Epoch 0 (99/938): training_loss = 2.3245476737166895
Epoch 0 (199/938): training_loss = 2.311334980193095
Epoch 0 (299/938): training_loss = 2.3059090244331486
Epoch 0 (399/938): training_loss = 2.3022876287761487
Epoch 0 (499/938): training_loss = 2.299366777072211
Epoch 0 (599/938): training_loss = 2.2966790517701927
Epoch 0 (699/938): training_loss = 2.2939833336122044
Epoch 0 (799/938): training_loss = 2.2911752616061136
Epoch 0 (899/938): training_loss = 2.288015873466636
Epoch 0 (99/157): validation_loss = 2.273643732070923
Epoch 1 (99/938): training_loss = 2.2649861995619958
Epoch 1 (199/938): training_loss = 2.2487360820099336
Epoch 1 (299/938): training_loss = 2.2371010915890186
Epoch 1 (399/938): training_loss = 2.227154220853533
Epoch 1 (499/938): training_loss = 2.2175696302272514
Epoch 1 (599/938): training_loss = 2.2068267899482996
Epoch 1 (699/938): training_loss = 2.19608653938992
Epoch 1 (799/938): training_loss = 2.183740225840868
Epoch 1 (899/938): training_loss = 2.

tensor(1.6506, device='cuda:0')

### Questions
Explore the architecture on the script `mod1/bobnet.py`.
1. Why does the input layer have 784 input features?
2. Why does the output layer have 10 output features?
3. What would happen if the dataset had a ratio of 100 samples of the number 7 to 1 sample of the number 1?

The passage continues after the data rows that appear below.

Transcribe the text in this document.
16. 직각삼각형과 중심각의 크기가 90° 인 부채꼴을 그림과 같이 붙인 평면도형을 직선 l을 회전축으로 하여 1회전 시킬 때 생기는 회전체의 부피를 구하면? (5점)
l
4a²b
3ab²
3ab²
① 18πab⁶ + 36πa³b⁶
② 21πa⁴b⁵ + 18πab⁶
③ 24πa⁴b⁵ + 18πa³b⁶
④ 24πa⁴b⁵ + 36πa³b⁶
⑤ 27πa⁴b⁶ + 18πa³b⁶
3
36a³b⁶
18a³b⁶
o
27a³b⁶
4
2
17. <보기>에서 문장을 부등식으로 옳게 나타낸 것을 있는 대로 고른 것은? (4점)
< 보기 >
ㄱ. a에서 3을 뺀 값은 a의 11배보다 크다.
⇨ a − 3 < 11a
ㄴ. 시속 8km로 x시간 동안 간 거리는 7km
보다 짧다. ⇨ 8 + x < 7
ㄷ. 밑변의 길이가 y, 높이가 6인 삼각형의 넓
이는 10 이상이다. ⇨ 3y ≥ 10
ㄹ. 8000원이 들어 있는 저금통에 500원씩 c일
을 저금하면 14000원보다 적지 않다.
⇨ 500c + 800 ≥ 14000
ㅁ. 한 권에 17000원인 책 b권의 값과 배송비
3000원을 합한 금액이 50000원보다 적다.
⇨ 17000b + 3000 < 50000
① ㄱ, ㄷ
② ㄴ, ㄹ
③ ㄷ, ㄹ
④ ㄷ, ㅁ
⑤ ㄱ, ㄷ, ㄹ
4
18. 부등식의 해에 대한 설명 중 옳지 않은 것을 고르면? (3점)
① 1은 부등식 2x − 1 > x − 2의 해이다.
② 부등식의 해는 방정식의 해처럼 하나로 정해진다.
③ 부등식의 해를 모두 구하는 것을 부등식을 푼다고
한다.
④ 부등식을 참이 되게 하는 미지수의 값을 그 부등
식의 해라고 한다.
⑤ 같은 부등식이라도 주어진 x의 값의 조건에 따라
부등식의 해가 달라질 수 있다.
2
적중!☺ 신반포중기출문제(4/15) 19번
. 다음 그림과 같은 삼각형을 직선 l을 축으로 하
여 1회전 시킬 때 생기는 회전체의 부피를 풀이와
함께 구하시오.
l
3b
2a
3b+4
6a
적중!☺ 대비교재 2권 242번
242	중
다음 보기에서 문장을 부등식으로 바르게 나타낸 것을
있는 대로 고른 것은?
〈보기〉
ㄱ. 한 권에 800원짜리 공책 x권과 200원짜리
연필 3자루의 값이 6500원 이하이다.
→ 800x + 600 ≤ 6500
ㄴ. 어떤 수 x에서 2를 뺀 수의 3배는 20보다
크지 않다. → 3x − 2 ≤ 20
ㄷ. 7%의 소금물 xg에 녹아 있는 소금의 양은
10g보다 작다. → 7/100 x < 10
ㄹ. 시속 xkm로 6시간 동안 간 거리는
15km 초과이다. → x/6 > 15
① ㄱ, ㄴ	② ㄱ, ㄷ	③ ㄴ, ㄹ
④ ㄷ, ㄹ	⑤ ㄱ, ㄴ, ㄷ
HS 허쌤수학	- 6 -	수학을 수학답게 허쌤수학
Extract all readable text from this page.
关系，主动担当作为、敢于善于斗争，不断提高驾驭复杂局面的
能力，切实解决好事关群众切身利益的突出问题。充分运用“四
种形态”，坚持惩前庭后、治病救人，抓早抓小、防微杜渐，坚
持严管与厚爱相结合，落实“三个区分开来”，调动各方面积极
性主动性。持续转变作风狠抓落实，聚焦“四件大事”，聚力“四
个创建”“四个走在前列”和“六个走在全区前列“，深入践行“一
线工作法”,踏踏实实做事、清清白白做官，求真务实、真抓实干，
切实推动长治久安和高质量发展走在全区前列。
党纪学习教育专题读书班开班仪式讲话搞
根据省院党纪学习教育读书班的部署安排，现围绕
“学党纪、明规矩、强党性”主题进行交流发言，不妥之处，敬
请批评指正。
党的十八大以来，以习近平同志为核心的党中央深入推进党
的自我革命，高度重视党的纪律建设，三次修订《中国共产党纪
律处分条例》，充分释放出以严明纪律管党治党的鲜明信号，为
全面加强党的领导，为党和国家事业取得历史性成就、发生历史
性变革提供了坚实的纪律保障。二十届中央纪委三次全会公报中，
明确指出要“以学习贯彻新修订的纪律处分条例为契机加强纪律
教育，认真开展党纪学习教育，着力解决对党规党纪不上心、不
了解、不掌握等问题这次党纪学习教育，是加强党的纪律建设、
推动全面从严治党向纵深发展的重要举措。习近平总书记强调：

## Question 2 - CNN implementation

Head over to the `cnn.py` file and implement a convolutional architecture capable of surpassing the MLP results.

Now, import the model:

In [9]:
from cnn import CNN

Create an instance of this model:

In [10]:
model2 = CNN()

NotImplementedError: Define the layers here!

Train the model:

In [None]:
# TODO: run training

### Questions

1. The tanh and softmax activation functions are differentiable. Can you explain why not using non-differentiable functions?
2. What changed in the results when comparing with the MLP? Do you have any guess why?
3. What results would you expect if you used an attention mechanism like CBAM (Convolutional Block Attention Module)? What do these mechanisms do?
4. Why does the MLP implementation start with a `torch.nn.Flatten` layer? Was it needed in the CNN?